Randon apura receita bruta de R$ 3,5 bilhões no semestre

Por Roberto Hunoff

Randon responde por mais de 70% das exportações brasileiras de implementos rodoviários (Crédito: Julio Soares)

As Empresas Randon registraram bom desempenho no primeiro semestre do ano. A receita bruta total alcançou R$ 3,5 bilhões, avanço de 27,6% sobre o mesmo período de 2018. A receita líquida consolidada totalizou R$ 2,4 bilhões, aumento de 25,5%.

Para o CFO Paulo Prignolato, diversos fatores conjugados levaram ao resultado. “Estamos em um cenário de recomposição de preços, controle de custos e volumes crescentes de vendas de caminhões pesados e implementos rodoviários, o que demanda maiores volumes de autopeças das empresas controladas, especialmente freios, eixos e suspensões”, detalhou. Também citou a recente conclusão de projetos de expansão de capacidade com ganhos de produtividade, como a inauguração do centro de distribuição Randon Linhares, no Espírito Santo, e a constituição da Randon Triel-HT, em Erechim.

O lucro bruto consolidado no semestre foi de R$ 616,1 milhões, acréscimo de 33,7%, e margem de 25,3%, quase dois pontos acima do registrado nos seis primeiros meses de 2018. O EBITDA consolidado somou R$ 338 milhões, incremento de 18,3%. O lucro líquido teve avanço de 55,7%, para R$ 116,2 milhões. No segundo trimestre, ele foi de R$ 84,5 milhões, alta de 168,9% sobre o mesmo período de 2018.

A receita bruta interna teve acréscimo de 28,1%, para R$ 3,2 bilhões no semestre. As exportações somaram US$ 86,2 milhões, incremento de 10,8%. Com as vendas das unidades de outros países, a receita externa alcançou US$ 144,7 milhões, alta de 4,6%. Segundo a empresa, a evolução se deve principalmente à retomada das vendas para o continente africano.

Sinais de desaceleração

Embora a Randon mantenha market share em exportações acima dos 70%, o mercado externo tem dado sinais de desaceleração, principalmente em função dos preços das commodities, afetando o cobre, no Chile e Peru, e os grãos, na Bolívia e no Paraguai. Na Argentina, segundo a empresa, o cenário permanece complexo por questões políticas, potencializado por ser ano eleitoral.

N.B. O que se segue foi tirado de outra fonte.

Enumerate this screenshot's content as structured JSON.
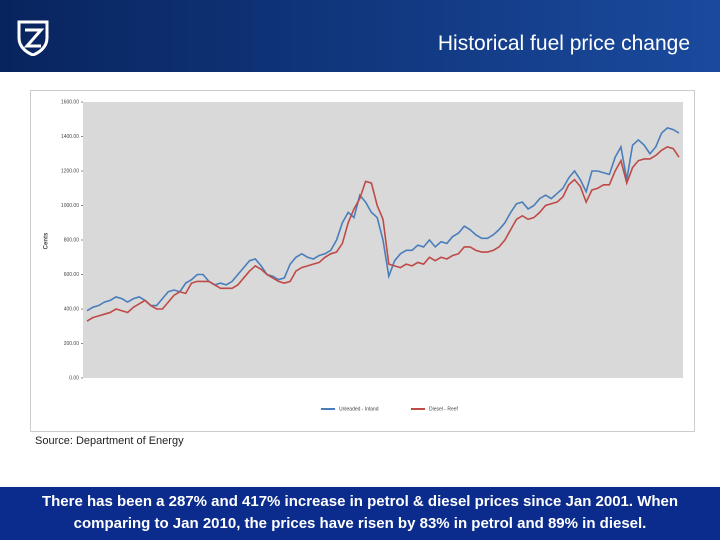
{
  "slide": {
    "title": "Historical fuel price change",
    "source": "Source: Department of Energy",
    "footer": "There has been a 287% and 417% increase in petrol & diesel prices since Jan 2001. When comparing to Jan 2010, the prices have risen by 83% in petrol and 89% in diesel."
  },
  "chart_data": {
    "type": "line",
    "ylabel": "Cents",
    "categories": [
      null,
      null,
      null,
      null,
      null,
      null,
      null,
      null,
      null,
      null,
      null,
      null,
      null,
      null,
      null,
      null,
      null,
      null,
      null,
      null,
      null,
      null,
      null,
      null,
      null,
      null,
      null,
      null,
      null,
      null,
      null,
      null,
      null,
      null,
      null,
      null,
      null,
      null,
      null,
      null,
      null,
      null,
      null,
      null,
      null,
      null,
      null,
      null,
      null,
      null,
      null,
      null,
      null,
      null,
      null,
      null,
      null,
      null,
      null,
      null,
      null,
      null,
      null,
      null,
      null,
      null,
      null,
      null,
      null,
      null,
      null,
      null,
      null,
      null,
      null,
      null,
      null,
      null,
      null,
      null,
      null,
      null,
      null,
      null,
      null,
      null,
      null,
      null,
      null,
      null,
      null,
      null,
      null,
      null,
      null,
      null,
      null,
      null,
      null,
      null,
      null,
      null,
      null
    ],
    "series": [
      {
        "name": "Unleaded - Inland",
        "color": "#4a7ebb",
        "values": [
          390,
          410,
          420,
          440,
          450,
          470,
          460,
          440,
          460,
          470,
          450,
          420,
          420,
          460,
          500,
          510,
          500,
          550,
          570,
          600,
          600,
          560,
          540,
          550,
          540,
          560,
          600,
          640,
          680,
          690,
          650,
          600,
          590,
          570,
          580,
          660,
          700,
          720,
          700,
          690,
          710,
          720,
          740,
          800,
          900,
          960,
          930,
          1060,
          1020,
          960,
          930,
          800,
          590,
          680,
          720,
          740,
          740,
          770,
          760,
          800,
          760,
          790,
          780,
          820,
          840,
          880,
          860,
          830,
          810,
          810,
          830,
          860,
          900,
          960,
          1010,
          1020,
          980,
          1000,
          1040,
          1060,
          1040,
          1070,
          1100,
          1160,
          1200,
          1150,
          1080,
          1200,
          1200,
          1190,
          1180,
          1280,
          1340,
          1150,
          1350,
          1380,
          1350,
          1300,
          1340,
          1420,
          1450,
          1440,
          1420
        ]
      },
      {
        "name": "Diesel - Reef",
        "color": "#be4b48",
        "values": [
          330,
          350,
          360,
          370,
          380,
          400,
          390,
          380,
          410,
          430,
          450,
          420,
          400,
          400,
          440,
          480,
          500,
          490,
          550,
          560,
          560,
          560,
          540,
          520,
          520,
          520,
          540,
          580,
          620,
          650,
          630,
          600,
          580,
          560,
          550,
          560,
          620,
          640,
          650,
          660,
          670,
          700,
          720,
          730,
          780,
          900,
          980,
          1040,
          1140,
          1130,
          1000,
          920,
          660,
          650,
          640,
          660,
          650,
          670,
          660,
          700,
          680,
          700,
          690,
          710,
          720,
          760,
          760,
          740,
          730,
          730,
          740,
          760,
          800,
          860,
          920,
          940,
          920,
          930,
          960,
          1000,
          1010,
          1020,
          1050,
          1120,
          1150,
          1110,
          1020,
          1090,
          1100,
          1120,
          1120,
          1200,
          1260,
          1130,
          1220,
          1260,
          1270,
          1270,
          1290,
          1320,
          1340,
          1330,
          1280
        ]
      }
    ],
    "ylim": [
      0,
      1600
    ],
    "yticks": [
      {
        "value": 0,
        "label": "0.00"
      },
      {
        "value": 200,
        "label": "200.00"
      },
      {
        "value": 400,
        "label": "400.00"
      },
      {
        "value": 600,
        "label": "600.00"
      },
      {
        "value": 800,
        "label": "800.00"
      },
      {
        "value": 1000,
        "label": "1000.00"
      },
      {
        "value": 1200,
        "label": "1200.00"
      },
      {
        "value": 1400,
        "label": "1400.00"
      },
      {
        "value": 1600,
        "label": "1600.00"
      }
    ],
    "grid": false,
    "legend": "bottom"
  }
}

O mesmo ocorre no mercado interno. O volume total de implementos rodoviários vendidos pela companhia, interna e externamente, chegou a 12 mil 92 unidades, crescimento de 38% no primeiro semestre. No Brasil foram colocados 10,5 mil, alta de 40%. Mas, de acordo com a diretoria, pela baixa atividade econômica ao longo do semestre, é perceptível a desaceleração nas vendas de semirreboques em todos os segmentos, o que pode afetar a carteira de produção do quarto trimestre do ano e início de 2020.

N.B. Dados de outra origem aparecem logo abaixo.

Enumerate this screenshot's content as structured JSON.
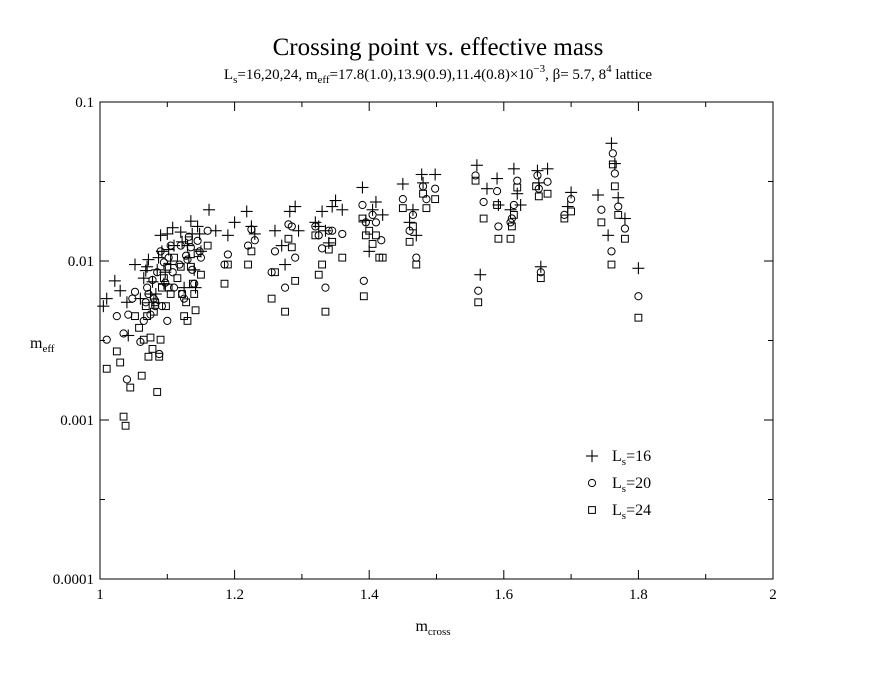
{
  "chart_data": {
    "type": "scatter",
    "title": "Crossing point vs. effective mass",
    "subtitle": {
      "p1": "L",
      "p1_sub": "s",
      "p2": "=16,20,24, m",
      "p2_sub": "eff",
      "p3": "=17.8(1.0),13.9(0.9),11.4(0.8)×10",
      "p3_sup": "−3",
      "p4": ", β= 5.7, 8",
      "p4_sup": "4",
      "p5": " lattice"
    },
    "xlabel": {
      "main": "m",
      "sub": "cross"
    },
    "ylabel": {
      "main": "m",
      "sub": "eff"
    },
    "x_scale": "linear",
    "y_scale": "log",
    "xlim": [
      1,
      2
    ],
    "ylim": [
      0.0001,
      0.1
    ],
    "x_ticks": [
      1,
      1.2,
      1.4,
      1.6,
      1.8,
      2
    ],
    "x_tick_labels": [
      "1",
      "1.2",
      "1.4",
      "1.6",
      "1.8",
      "2"
    ],
    "y_ticks": [
      0.0001,
      0.001,
      0.01,
      0.1
    ],
    "y_tick_labels": [
      "0.0001",
      "0.001",
      "0.01",
      "0.1"
    ],
    "grid": false,
    "legend_position": "lower-right",
    "series": [
      {
        "name": "L",
        "name_sub": "s",
        "name_suffix": "=16",
        "marker": "plus",
        "points": [
          [
            1.005,
            0.0052
          ],
          [
            1.01,
            0.0058
          ],
          [
            1.022,
            0.0075
          ],
          [
            1.03,
            0.0065
          ],
          [
            1.04,
            0.0055
          ],
          [
            1.042,
            0.0034
          ],
          [
            1.052,
            0.0095
          ],
          [
            1.06,
            0.0058
          ],
          [
            1.065,
            0.0078
          ],
          [
            1.068,
            0.0087
          ],
          [
            1.07,
            0.0092
          ],
          [
            1.072,
            0.0102
          ],
          [
            1.075,
            0.0062
          ],
          [
            1.078,
            0.0074
          ],
          [
            1.08,
            0.0055
          ],
          [
            1.083,
            0.0062
          ],
          [
            1.085,
            0.0088
          ],
          [
            1.087,
            0.0105
          ],
          [
            1.09,
            0.0145
          ],
          [
            1.092,
            0.0115
          ],
          [
            1.095,
            0.0072
          ],
          [
            1.097,
            0.0085
          ],
          [
            1.1,
            0.0148
          ],
          [
            1.102,
            0.0118
          ],
          [
            1.105,
            0.0095
          ],
          [
            1.108,
            0.0162
          ],
          [
            1.11,
            0.0125
          ],
          [
            1.12,
            0.0152
          ],
          [
            1.122,
            0.0132
          ],
          [
            1.125,
            0.0068
          ],
          [
            1.13,
            0.0125
          ],
          [
            1.132,
            0.0105
          ],
          [
            1.135,
            0.0178
          ],
          [
            1.137,
            0.0148
          ],
          [
            1.14,
            0.0088
          ],
          [
            1.142,
            0.0068
          ],
          [
            1.145,
            0.0165
          ],
          [
            1.148,
            0.0148
          ],
          [
            1.15,
            0.0115
          ],
          [
            1.162,
            0.021
          ],
          [
            1.172,
            0.0155
          ],
          [
            1.19,
            0.0145
          ],
          [
            1.2,
            0.0175
          ],
          [
            1.218,
            0.0205
          ],
          [
            1.225,
            0.0165
          ],
          [
            1.23,
            0.0148
          ],
          [
            1.26,
            0.0155
          ],
          [
            1.27,
            0.0125
          ],
          [
            1.275,
            0.0095
          ],
          [
            1.282,
            0.0205
          ],
          [
            1.29,
            0.022
          ],
          [
            1.295,
            0.0155
          ],
          [
            1.32,
            0.0175
          ],
          [
            1.325,
            0.0165
          ],
          [
            1.33,
            0.0205
          ],
          [
            1.335,
            0.0155
          ],
          [
            1.34,
            0.013
          ],
          [
            1.345,
            0.022
          ],
          [
            1.35,
            0.024
          ],
          [
            1.36,
            0.021
          ],
          [
            1.39,
            0.029
          ],
          [
            1.395,
            0.018
          ],
          [
            1.4,
            0.0115
          ],
          [
            1.405,
            0.021
          ],
          [
            1.41,
            0.0235
          ],
          [
            1.42,
            0.0195
          ],
          [
            1.45,
            0.0305
          ],
          [
            1.46,
            0.0175
          ],
          [
            1.465,
            0.021
          ],
          [
            1.47,
            0.0145
          ],
          [
            1.478,
            0.035
          ],
          [
            1.48,
            0.031
          ],
          [
            1.498,
            0.035
          ],
          [
            1.56,
            0.04
          ],
          [
            1.565,
            0.0082
          ],
          [
            1.575,
            0.0285
          ],
          [
            1.59,
            0.033
          ],
          [
            1.592,
            0.0225
          ],
          [
            1.61,
            0.021
          ],
          [
            1.615,
            0.038
          ],
          [
            1.62,
            0.0265
          ],
          [
            1.625,
            0.0225
          ],
          [
            1.65,
            0.037
          ],
          [
            1.652,
            0.031
          ],
          [
            1.655,
            0.0092
          ],
          [
            1.665,
            0.038
          ],
          [
            1.695,
            0.022
          ],
          [
            1.7,
            0.027
          ],
          [
            1.74,
            0.026
          ],
          [
            1.755,
            0.0145
          ],
          [
            1.76,
            0.055
          ],
          [
            1.765,
            0.041
          ],
          [
            1.77,
            0.025
          ],
          [
            1.78,
            0.0185
          ],
          [
            1.8,
            0.009
          ]
        ]
      },
      {
        "name": "L",
        "name_sub": "s",
        "name_suffix": "=20",
        "marker": "circle",
        "points": [
          [
            1.01,
            0.0032
          ],
          [
            1.025,
            0.0045
          ],
          [
            1.035,
            0.0035
          ],
          [
            1.04,
            0.0018
          ],
          [
            1.042,
            0.0046
          ],
          [
            1.048,
            0.0058
          ],
          [
            1.052,
            0.0064
          ],
          [
            1.06,
            0.0031
          ],
          [
            1.065,
            0.0042
          ],
          [
            1.068,
            0.0055
          ],
          [
            1.07,
            0.0068
          ],
          [
            1.072,
            0.0062
          ],
          [
            1.075,
            0.0046
          ],
          [
            1.078,
            0.0076
          ],
          [
            1.08,
            0.0058
          ],
          [
            1.082,
            0.0052
          ],
          [
            1.085,
            0.0085
          ],
          [
            1.088,
            0.0026
          ],
          [
            1.09,
            0.0115
          ],
          [
            1.092,
            0.0052
          ],
          [
            1.095,
            0.0098
          ],
          [
            1.097,
            0.0073
          ],
          [
            1.1,
            0.0042
          ],
          [
            1.102,
            0.0105
          ],
          [
            1.105,
            0.0125
          ],
          [
            1.108,
            0.0085
          ],
          [
            1.11,
            0.0068
          ],
          [
            1.118,
            0.0095
          ],
          [
            1.12,
            0.0125
          ],
          [
            1.122,
            0.0062
          ],
          [
            1.125,
            0.0058
          ],
          [
            1.128,
            0.0108
          ],
          [
            1.13,
            0.0102
          ],
          [
            1.132,
            0.0142
          ],
          [
            1.135,
            0.0122
          ],
          [
            1.137,
            0.0088
          ],
          [
            1.14,
            0.0072
          ],
          [
            1.145,
            0.0134
          ],
          [
            1.148,
            0.0115
          ],
          [
            1.15,
            0.0105
          ],
          [
            1.16,
            0.0155
          ],
          [
            1.185,
            0.0095
          ],
          [
            1.19,
            0.011
          ],
          [
            1.22,
            0.0125
          ],
          [
            1.225,
            0.0158
          ],
          [
            1.23,
            0.0135
          ],
          [
            1.255,
            0.0085
          ],
          [
            1.26,
            0.0115
          ],
          [
            1.275,
            0.0068
          ],
          [
            1.28,
            0.017
          ],
          [
            1.285,
            0.0165
          ],
          [
            1.29,
            0.0105
          ],
          [
            1.32,
            0.0165
          ],
          [
            1.325,
            0.0145
          ],
          [
            1.33,
            0.012
          ],
          [
            1.335,
            0.0068
          ],
          [
            1.34,
            0.0155
          ],
          [
            1.345,
            0.0155
          ],
          [
            1.36,
            0.0148
          ],
          [
            1.39,
            0.0225
          ],
          [
            1.392,
            0.0075
          ],
          [
            1.395,
            0.0175
          ],
          [
            1.405,
            0.0195
          ],
          [
            1.41,
            0.0175
          ],
          [
            1.418,
            0.0135
          ],
          [
            1.45,
            0.0245
          ],
          [
            1.46,
            0.0155
          ],
          [
            1.465,
            0.0195
          ],
          [
            1.47,
            0.0105
          ],
          [
            1.48,
            0.0295
          ],
          [
            1.485,
            0.0245
          ],
          [
            1.498,
            0.0285
          ],
          [
            1.558,
            0.0345
          ],
          [
            1.562,
            0.0065
          ],
          [
            1.57,
            0.0235
          ],
          [
            1.59,
            0.0275
          ],
          [
            1.592,
            0.0165
          ],
          [
            1.61,
            0.0175
          ],
          [
            1.612,
            0.0185
          ],
          [
            1.615,
            0.0225
          ],
          [
            1.62,
            0.032
          ],
          [
            1.65,
            0.0345
          ],
          [
            1.652,
            0.0285
          ],
          [
            1.655,
            0.0085
          ],
          [
            1.665,
            0.0315
          ],
          [
            1.69,
            0.0195
          ],
          [
            1.7,
            0.0245
          ],
          [
            1.745,
            0.021
          ],
          [
            1.76,
            0.0115
          ],
          [
            1.762,
            0.0475
          ],
          [
            1.765,
            0.0355
          ],
          [
            1.77,
            0.022
          ],
          [
            1.78,
            0.016
          ],
          [
            1.8,
            0.006
          ]
        ]
      },
      {
        "name": "L",
        "name_sub": "s",
        "name_suffix": "=24",
        "marker": "square",
        "points": [
          [
            1.01,
            0.0021
          ],
          [
            1.025,
            0.0027
          ],
          [
            1.03,
            0.0023
          ],
          [
            1.035,
            0.00105
          ],
          [
            1.038,
            0.00092
          ],
          [
            1.045,
            0.0016
          ],
          [
            1.052,
            0.0045
          ],
          [
            1.058,
            0.0038
          ],
          [
            1.062,
            0.0019
          ],
          [
            1.065,
            0.0032
          ],
          [
            1.068,
            0.0052
          ],
          [
            1.07,
            0.0045
          ],
          [
            1.072,
            0.0025
          ],
          [
            1.075,
            0.0033
          ],
          [
            1.078,
            0.0028
          ],
          [
            1.08,
            0.0048
          ],
          [
            1.082,
            0.0055
          ],
          [
            1.085,
            0.0015
          ],
          [
            1.088,
            0.0025
          ],
          [
            1.09,
            0.0032
          ],
          [
            1.092,
            0.0068
          ],
          [
            1.095,
            0.0078
          ],
          [
            1.098,
            0.0052
          ],
          [
            1.1,
            0.0092
          ],
          [
            1.102,
            0.0068
          ],
          [
            1.105,
            0.0062
          ],
          [
            1.11,
            0.0105
          ],
          [
            1.115,
            0.0078
          ],
          [
            1.12,
            0.0092
          ],
          [
            1.122,
            0.0062
          ],
          [
            1.125,
            0.0045
          ],
          [
            1.128,
            0.0055
          ],
          [
            1.13,
            0.0042
          ],
          [
            1.132,
            0.0135
          ],
          [
            1.135,
            0.0092
          ],
          [
            1.138,
            0.0072
          ],
          [
            1.14,
            0.0062
          ],
          [
            1.142,
            0.0049
          ],
          [
            1.145,
            0.0112
          ],
          [
            1.15,
            0.0082
          ],
          [
            1.16,
            0.0125
          ],
          [
            1.185,
            0.0072
          ],
          [
            1.19,
            0.0095
          ],
          [
            1.22,
            0.0095
          ],
          [
            1.225,
            0.0115
          ],
          [
            1.255,
            0.0058
          ],
          [
            1.26,
            0.0085
          ],
          [
            1.275,
            0.0048
          ],
          [
            1.28,
            0.0138
          ],
          [
            1.285,
            0.0122
          ],
          [
            1.29,
            0.0075
          ],
          [
            1.32,
            0.0145
          ],
          [
            1.325,
            0.0082
          ],
          [
            1.33,
            0.0095
          ],
          [
            1.335,
            0.0048
          ],
          [
            1.34,
            0.0118
          ],
          [
            1.345,
            0.0132
          ],
          [
            1.36,
            0.0105
          ],
          [
            1.39,
            0.0185
          ],
          [
            1.392,
            0.006
          ],
          [
            1.395,
            0.0145
          ],
          [
            1.4,
            0.0155
          ],
          [
            1.405,
            0.0128
          ],
          [
            1.41,
            0.0145
          ],
          [
            1.415,
            0.0105
          ],
          [
            1.42,
            0.0105
          ],
          [
            1.45,
            0.0215
          ],
          [
            1.46,
            0.0132
          ],
          [
            1.465,
            0.0165
          ],
          [
            1.47,
            0.0095
          ],
          [
            1.48,
            0.0265
          ],
          [
            1.485,
            0.0215
          ],
          [
            1.498,
            0.0245
          ],
          [
            1.558,
            0.032
          ],
          [
            1.562,
            0.0055
          ],
          [
            1.57,
            0.0185
          ],
          [
            1.59,
            0.0225
          ],
          [
            1.592,
            0.0138
          ],
          [
            1.61,
            0.0138
          ],
          [
            1.612,
            0.0165
          ],
          [
            1.615,
            0.0195
          ],
          [
            1.62,
            0.029
          ],
          [
            1.648,
            0.0295
          ],
          [
            1.652,
            0.0255
          ],
          [
            1.655,
            0.0078
          ],
          [
            1.665,
            0.0265
          ],
          [
            1.69,
            0.0185
          ],
          [
            1.7,
            0.0205
          ],
          [
            1.745,
            0.0175
          ],
          [
            1.76,
            0.0095
          ],
          [
            1.762,
            0.0405
          ],
          [
            1.765,
            0.0295
          ],
          [
            1.77,
            0.0195
          ],
          [
            1.78,
            0.0138
          ],
          [
            1.8,
            0.0044
          ]
        ]
      }
    ]
  }
}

A demanda das montadoras por autopeças, principalmente para a produção de caminhões pesados, beneficiou as empresas da companhia mais expostas a este segmento. Já no mercado de reposição, principal segmento de atuação da controlada Fras-le, os volumes de materiais de fricção apresentaram queda, principalmente em função de um ambiente competitivo e acirrado no mercado das pastilhas para veículos leves. A receita líquida consolidada das fabricantes de autopeças somou perto mais de R$ 1,3 bilhão, respondendo por 52,4% do total do grupo, e alta de 26%.